Studies have also been conducted regarding vertical decalage. In a study by Redpath and Rogers, fifteen males and fifteen females from both preschool and second grade were interviewed. From these interviews, it was evident that the children showed a developmental progression in their understanding of different medical concepts, such as "hospitals, doctors, nurses, operations, and illness." The researchers concluded that the children's grasp and understanding of these medical concepts were related to the level of their cognitive development. The second graders demonstrated a heightened ability to understand said concepts as compared to the preschool aged children, thus supporting the notion of vertical decalage. The researchers discovered that if the second graders had been previously hospitalized, the experience improved their grasp of hospital concepts. This was not the case with preschoolers because they were not able to translate their experience into understanding.

==Criticisms==
There have been many criticisms of Piaget's theories, including his ideas of horizontal and vertical décalage.

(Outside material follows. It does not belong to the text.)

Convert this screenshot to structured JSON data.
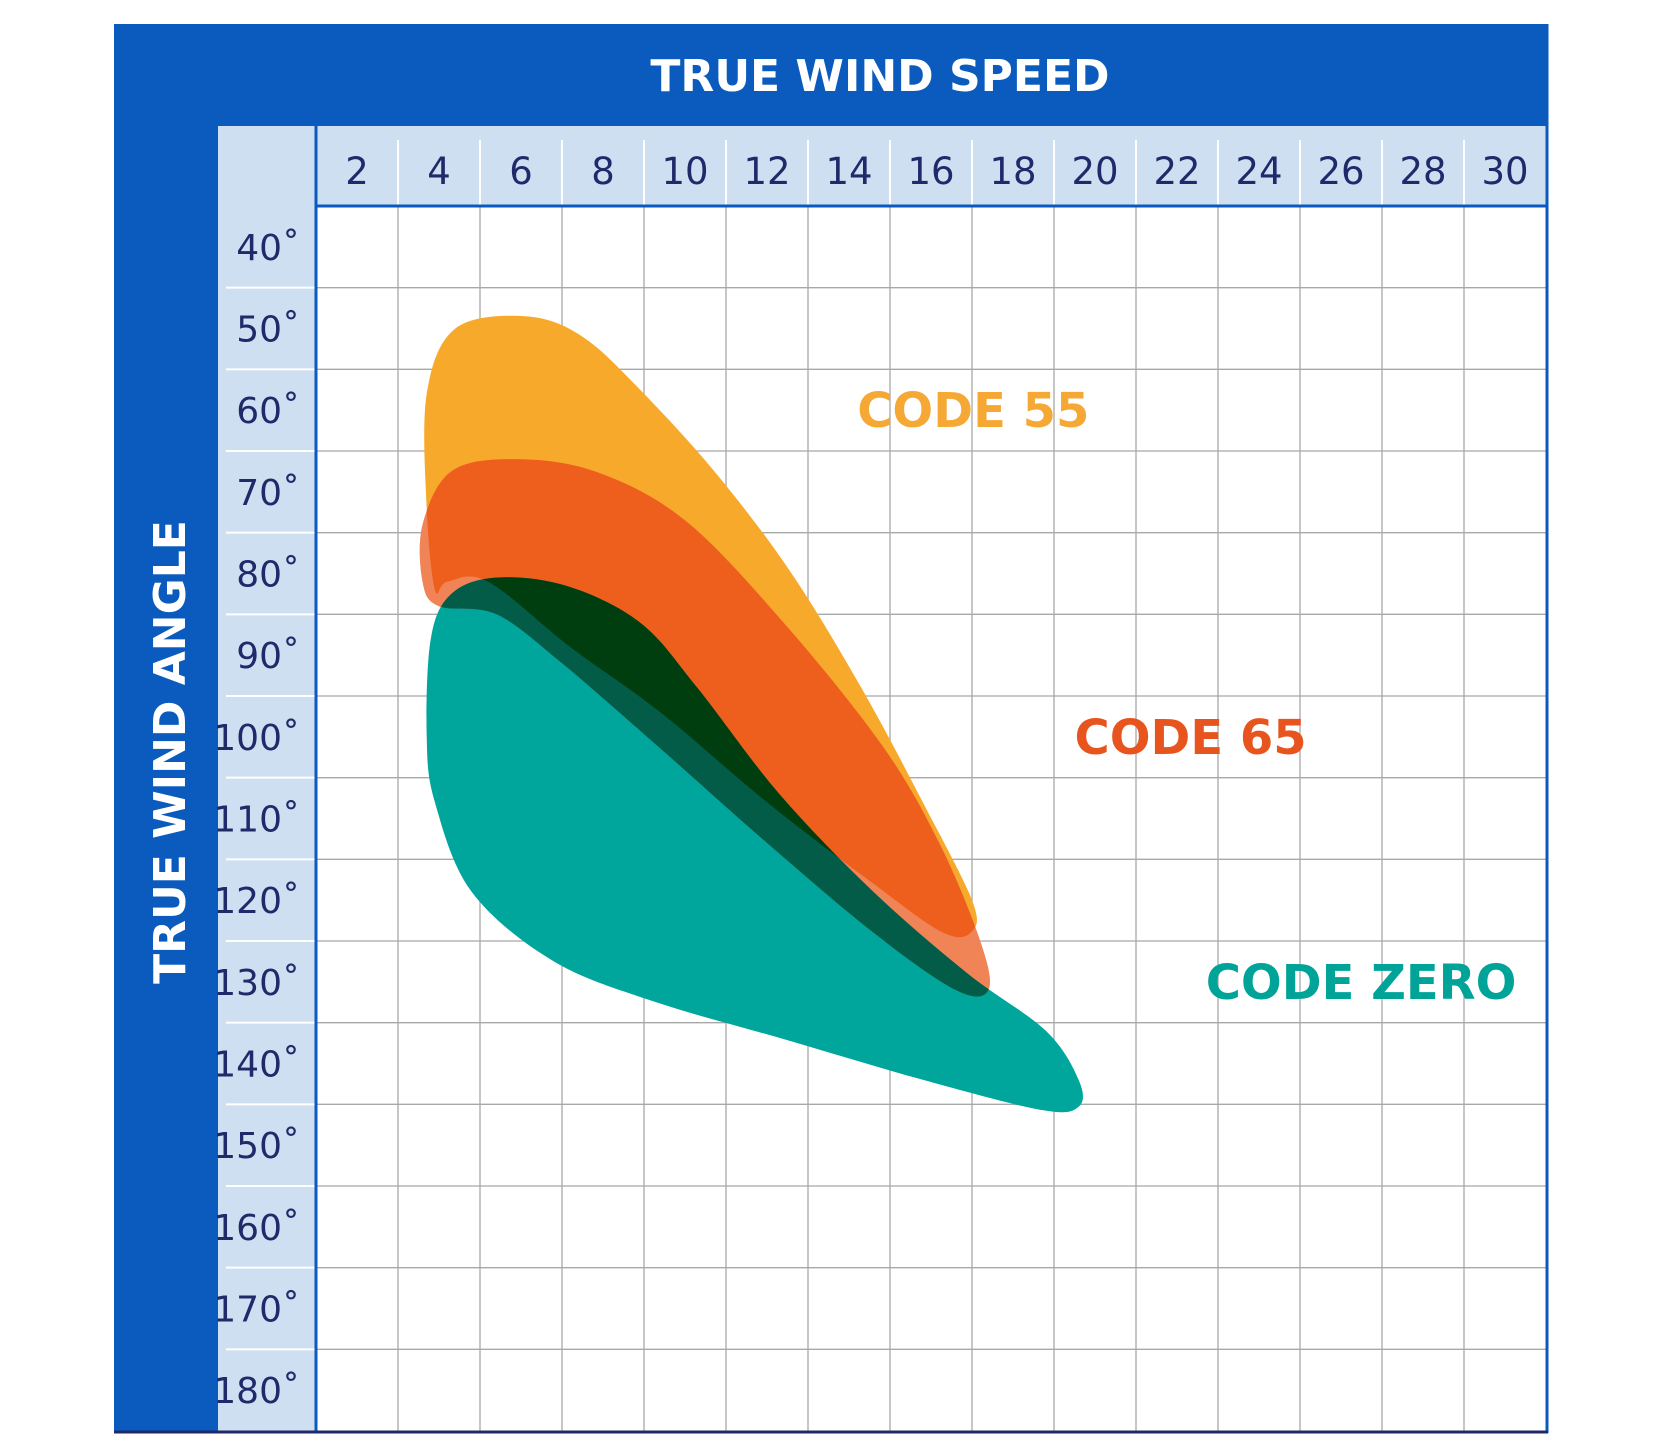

A further criticism is that restructuring the presentation of a problem has a significant bearing on the child's ability to solve the problem, which demonstrates that problem solving ability might depend on the presentation of the problem more so than on the child's cognitive development. According to Wordsworth and other Piagetian supporters, however, Piaget's main idea that all children have the same general course of development is so significant that it outweighs the criticisms of his methodology in which so many others find fault.